Load the fine-tuned model and processor:

from transformers import AudioFlamingo3ForConditionalGeneration, AutoProcessor from peft import PeftModel import torch base_model = AudioFlamingo3ForConditionalGeneration.from_pretrained( "nvidia/audio-flamingo-3-hf", torch_dtype=torch.bfloat16, device_map="auto", ) model = PeftModel.from_pretrained(base_model, "audio-flamingo-3-hf-lora-finetuned") processor = AutoProcessor.from_pretrained("audio-flamingo-3-hf-lora-finetuned")

Load an audio sample for inference:

from datasets import load_dataset, Audio dataset = load_dataset("OpenSound/AudioCaps", split="test", streaming=True) dataset = dataset.cast_column("audio", Audio(sampling_rate=16000)) sample = next(iter(dataset))

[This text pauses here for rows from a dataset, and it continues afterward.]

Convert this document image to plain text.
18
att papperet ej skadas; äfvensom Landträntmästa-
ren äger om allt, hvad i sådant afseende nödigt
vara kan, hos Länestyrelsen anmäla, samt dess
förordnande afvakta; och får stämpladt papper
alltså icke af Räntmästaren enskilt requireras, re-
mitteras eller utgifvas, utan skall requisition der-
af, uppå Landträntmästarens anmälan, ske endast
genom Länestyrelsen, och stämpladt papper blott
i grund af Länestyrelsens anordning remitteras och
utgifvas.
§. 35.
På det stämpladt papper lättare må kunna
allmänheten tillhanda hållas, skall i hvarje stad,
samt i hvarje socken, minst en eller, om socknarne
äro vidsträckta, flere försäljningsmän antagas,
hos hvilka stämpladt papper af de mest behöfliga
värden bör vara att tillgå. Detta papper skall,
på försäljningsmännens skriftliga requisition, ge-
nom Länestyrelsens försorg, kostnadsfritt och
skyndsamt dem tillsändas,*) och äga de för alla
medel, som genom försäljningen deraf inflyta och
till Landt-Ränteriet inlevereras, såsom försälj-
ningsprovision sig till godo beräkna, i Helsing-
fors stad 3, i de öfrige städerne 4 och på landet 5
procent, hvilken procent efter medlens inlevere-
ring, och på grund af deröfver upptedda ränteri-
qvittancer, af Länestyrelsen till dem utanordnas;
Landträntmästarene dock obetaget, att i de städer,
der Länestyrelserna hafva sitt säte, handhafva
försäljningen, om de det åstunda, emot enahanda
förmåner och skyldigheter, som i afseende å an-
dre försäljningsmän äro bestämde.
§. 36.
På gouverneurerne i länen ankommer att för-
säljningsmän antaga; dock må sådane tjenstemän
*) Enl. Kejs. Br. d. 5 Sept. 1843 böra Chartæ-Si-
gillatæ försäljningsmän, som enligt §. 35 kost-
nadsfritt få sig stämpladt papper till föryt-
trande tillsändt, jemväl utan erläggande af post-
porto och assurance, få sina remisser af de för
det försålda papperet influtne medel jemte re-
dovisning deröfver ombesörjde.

Prepare the input with a conversation format:

messages = [ { "role": "user", "content": [ {"type": "text", "text": "Describe the audio."}, {"type": "audio", "audio": sample["audio"]["array"]}, ], } ] inputs = processor.apply_chat_template( messages, tokenize=True, add_generation_prompt=True, return_dict=True, )

Generate a response:

with torch.no_grad(): output_ids = model.generate(**inputs, max_new_tokens=100) # Decode only the generated tokens input_len = inputs["input_ids"].shape[1] response = processor.tokenizer.decode(output_ids[0][input_len:], skip_special_tokens=True) print(response)
## A sewing machine is running while people are talking

Pipeline

You can also use the Pipeline API for quick inference. First, merge the LoRA adapter with the base model, then create a pipeline:

from transformers import pipeline # Merge LoRA adapter for pipeline use merged_model = model.merge_and_unload() pipe = pipeline( "audio-text-to-text", model=merged_model, processor=processor, ) result = pipe( sample["audio"]["array"], generate_kwargs={"max_new_tokens": 100}, ) print(result[0]["generated_text"])

[!TIP] For more advanced use cases like multi-turn conversations with audio, you can structure your messages with alternating user and assistant roles, similar to image-text-to-text models.